Слово взяла Роза Люксембург, говорила строго и безапелляционно:

— Дело не в количестве групп и партий. Надо смотреть в глаза реальности. Партия Социал-демократия Королевства Польского и Литвы представляет левое течение, все остальные партии и группы — это правое течение. Следовательно, голоса должны распределяться не по числу партий, а по наличию политических течений.

Бебель наклонился сначала к Виктору Адлеру, пошептался, потом пошептался с сидевшим по другую сторону от него бельгийским социалистом Вандервельде, расчетливым и хитрым, потом, воздев очки, великодушно произнес:

— Да, это справедливо. Мы считаем, что предложение делегата Розы Люксембург вполне приемлемо. Теперь надлежит договориться о справедливом распределении мандатов…

— Да тут и разговаривать не о чем, — сказала Роза. — Все ведь и так ясно. Социал-демократы Королевства Польского и Литвы должны получить не менее пяти мандатов.

Бебель наклонился к Адлеру, обернулся к Жоресу и сказал тоном, не допускающим возражений:

— Социал-демократы Польши и Литвы получают четыре мандата, шесть распределяйте между остальными делегатами.

— Пять — и ни на один меньше, — сказала Роза, подождала, но ее никто из президиума не поддержал, тогда она встала и вышла из зала.

Хорвиц наклонился к Кону, спросил тихо:

— Как?

Кон улыбнулся ему, шепнул:

— Действовать солидарно.

Вит поднялся и сделал заявление:

— Без польских социал-демократов левица не считает возможным свое участие в обсуждении данного вопроса.

Максимилиан Хорвиц, Кон и Мархлевский поднялись и вышли.

А когда шли к лестнице, Юлиан Мархлевский глянул на Кона, улыбнулся и сказал весело:

— Ну вот, и остались там одни фраки.

У Мархлевского широкий открытый лоб, волосы короткие, зачесанные на косой пробор, а глаза в постоянной усмешке, смотрят весело, дружелюбно, усы и борода густые.

— Как, как ты сказал? Фраки?

— Да, фраки…

— Остроумно! Надо будет обязательно рассказать Владимиру Ильичу, — усмехнулся Кон. — Очень уж он любит, когда остроумные клички его противники получают…

Ленин на конгрессе присматривался к делегатам, беседовал, искал единомышленников. Работал в комиссиях, готовил резолюцию по вопросу о милитаризме. Беседовал с Коном.

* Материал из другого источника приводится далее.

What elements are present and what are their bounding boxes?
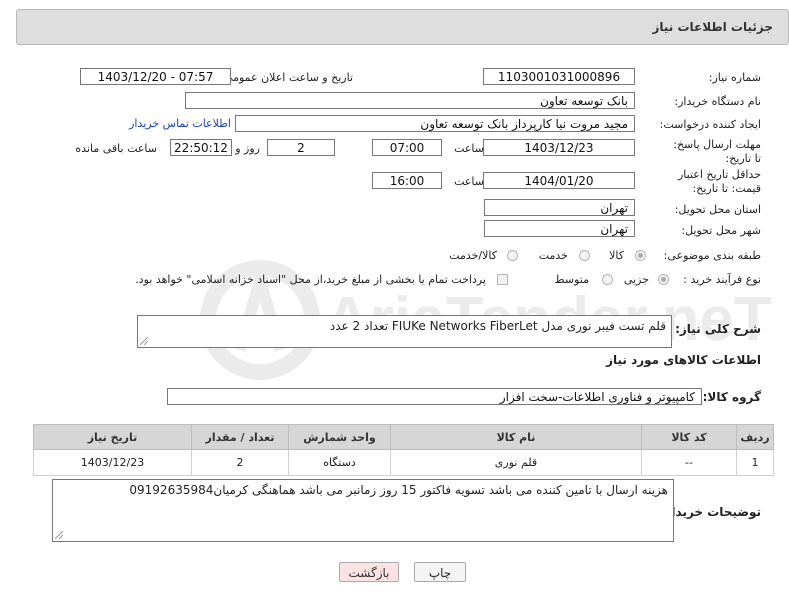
col-need-date: تاریخ نیاز xyxy=(33,424,192,450)
back-button[interactable]: بازگشت xyxy=(339,562,399,582)
deadline-time-field: 07:00 xyxy=(372,139,442,156)
treasury-payment-note: پرداخت تمام یا بخشی از مبلغ خرید،از محل … xyxy=(135,273,486,286)
cell-unit: دستگاه xyxy=(288,449,391,476)
goods-info-title: اطلاعات کالاهای مورد نیاز xyxy=(606,353,761,367)
category-radio-goods-service[interactable] xyxy=(507,250,518,261)
resize-handle-icon[interactable] xyxy=(55,531,63,539)
items-table: ردیف کد کالا نام کالا واحد شمارش تعداد /… xyxy=(33,424,774,476)
treasury-payment-checkbox[interactable] xyxy=(497,274,508,285)
province-label: استان محل تحویل: xyxy=(674,203,761,216)
buyer-contact-link[interactable]: اطلاعات تماس خریدار xyxy=(129,117,231,130)
page-header: جزئیات اطلاعات نیاز xyxy=(16,9,789,45)
category-option-goods-service: کالا/خدمت xyxy=(449,249,497,262)
buyer-notes-text: هزینه ارسال با تامین کننده می باشد تسویه… xyxy=(129,483,668,497)
cell-quantity: 2 xyxy=(191,449,289,476)
province-field: تهران xyxy=(484,199,635,216)
description-text: قلم تست فیبر نوری مدل FIUKe Networks Fib… xyxy=(329,319,666,333)
cell-need-date: 1403/12/23 xyxy=(33,449,192,476)
page-title: جزئیات اطلاعات نیاز xyxy=(652,20,773,34)
process-option-minor: جزیی xyxy=(623,273,649,286)
city-label: شهر محل تحویل: xyxy=(681,224,761,237)
buyer-notes-field: هزینه ارسال با تامین کننده می باشد تسویه… xyxy=(52,479,674,542)
col-quantity: تعداد / مقدار xyxy=(191,424,289,450)
days-word: روز و xyxy=(235,142,260,155)
process-label: نوع فرآیند خرید : xyxy=(683,273,761,286)
cell-name: قلم نوری xyxy=(390,449,642,476)
announce-field: 1403/12/20 - 07:57 xyxy=(80,68,231,85)
category-option-service: خدمت xyxy=(538,249,568,262)
description-field: قلم تست فیبر نوری مدل FIUKe Networks Fib… xyxy=(137,315,672,348)
announce-label: تاریخ و ساعت اعلان عمومی: xyxy=(220,71,353,84)
col-unit: واحد شمارش xyxy=(288,424,391,450)
cell-code: -- xyxy=(641,449,737,476)
validity-time-field: 16:00 xyxy=(372,172,442,189)
validity-time-word: ساعت xyxy=(454,175,484,188)
category-radio-service[interactable] xyxy=(579,250,590,261)
buyer-org-field: بانک توسعه تعاون xyxy=(185,92,635,109)
process-radio-minor[interactable] xyxy=(658,274,669,285)
goods-group-label: گروه کالا: xyxy=(702,390,761,404)
process-option-medium: متوسط xyxy=(554,273,589,286)
table-row: 1 -- قلم نوری دستگاه 2 1403/12/23 xyxy=(33,449,774,476)
category-radio-goods[interactable] xyxy=(635,250,646,261)
col-row: ردیف xyxy=(736,424,774,450)
remaining-word: ساعت باقی مانده xyxy=(75,142,157,155)
validity-date-field: 1404/01/20 xyxy=(483,172,635,189)
deadline-label: مهلت ارسال پاسخ: تا تاریخ: xyxy=(673,138,761,165)
creator-label: ایجاد کننده درخواست: xyxy=(659,118,761,131)
need-number-field: 1103001031000896 xyxy=(483,68,635,85)
print-button[interactable]: چاپ xyxy=(414,562,466,582)
need-number-label: شماره نیاز: xyxy=(708,71,761,84)
remaining-time-field: 22:50:12 xyxy=(170,139,232,156)
resize-handle-icon[interactable] xyxy=(140,337,148,345)
col-name: نام کالا xyxy=(390,424,642,450)
deadline-time-word: ساعت xyxy=(454,142,484,155)
city-field: تهران xyxy=(484,220,635,237)
cell-row: 1 xyxy=(736,449,774,476)
items-table-header: ردیف کد کالا نام کالا واحد شمارش تعداد /… xyxy=(33,424,774,450)
buyer-org-label: نام دستگاه خریدار: xyxy=(674,95,761,108)
category-option-goods: کالا xyxy=(609,249,624,262)
validity-label: حداقل تاریخ اعتبار قیمت: تا تاریخ: xyxy=(677,168,761,195)
buyer-notes-label: توضیحات خریدار: xyxy=(659,505,761,519)
deadline-date-field: 1403/12/23 xyxy=(483,139,635,156)
creator-field: مجید مروت نیا کارپرداز بانک توسعه تعاون xyxy=(235,115,635,132)
days-field: 2 xyxy=(267,139,335,156)
col-code: کد کالا xyxy=(641,424,737,450)
description-label: شرح کلی نیاز: xyxy=(675,322,761,336)
goods-group-field: کامپیوتر و فناوری اطلاعات-سخت افزار xyxy=(167,388,702,405)
category-label: طبقه بندی موضوعی: xyxy=(663,249,761,262)
process-radio-medium[interactable] xyxy=(602,274,613,285)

— Феликс Яковлевич, — сказал как-то Ленин, — я считаю, что нам надо собраться на неофициальное совещание и выработать сообща поправки к проекту резолюции, предложенной Бебелем. Понимаете, в этом проекте торчит такое оппортунистическое жало, что никаким компромиссом его пе скроешь. Его нужно вырвать! А во время работы конгресса, этого «политического Вавилона», нет никакой возможности сосредоточиться, обмозговать все хорошенько.

— Отличная мысль, Владимир Ильич!

— Ну, раз вы согласны, то подумайте, кого можно пригласить от вашей делегации?

— А тут и думать много нечего. Вита обязательно…

— Вит — это кто?

— Валецкий. Он же Максимилиан Хорвиц.

— Хорошо. А еще?

— А еще… кроме эсдеков я не вижу, на кого бы можно было положиться. Так что выходит… Валецкий, Кон, Мархлевский…

— И, разумеется, Роза Люксембург…

В резолюции, предложенной Бебелем, говорилось, что, если будет угрожать война, рабочие и их представители в парламентах заинтересованных стран обязаны будут сделать все, чтобы при помощи средств, которые им покажутся самыми действенными, помешать взрыву войны; а если она все же вспыхнет, они обязаны добиваться скорейшего ее прекращения. Было ясно, к чему все сводилось — добиваться скорейшего прекращения войны. Только и всего!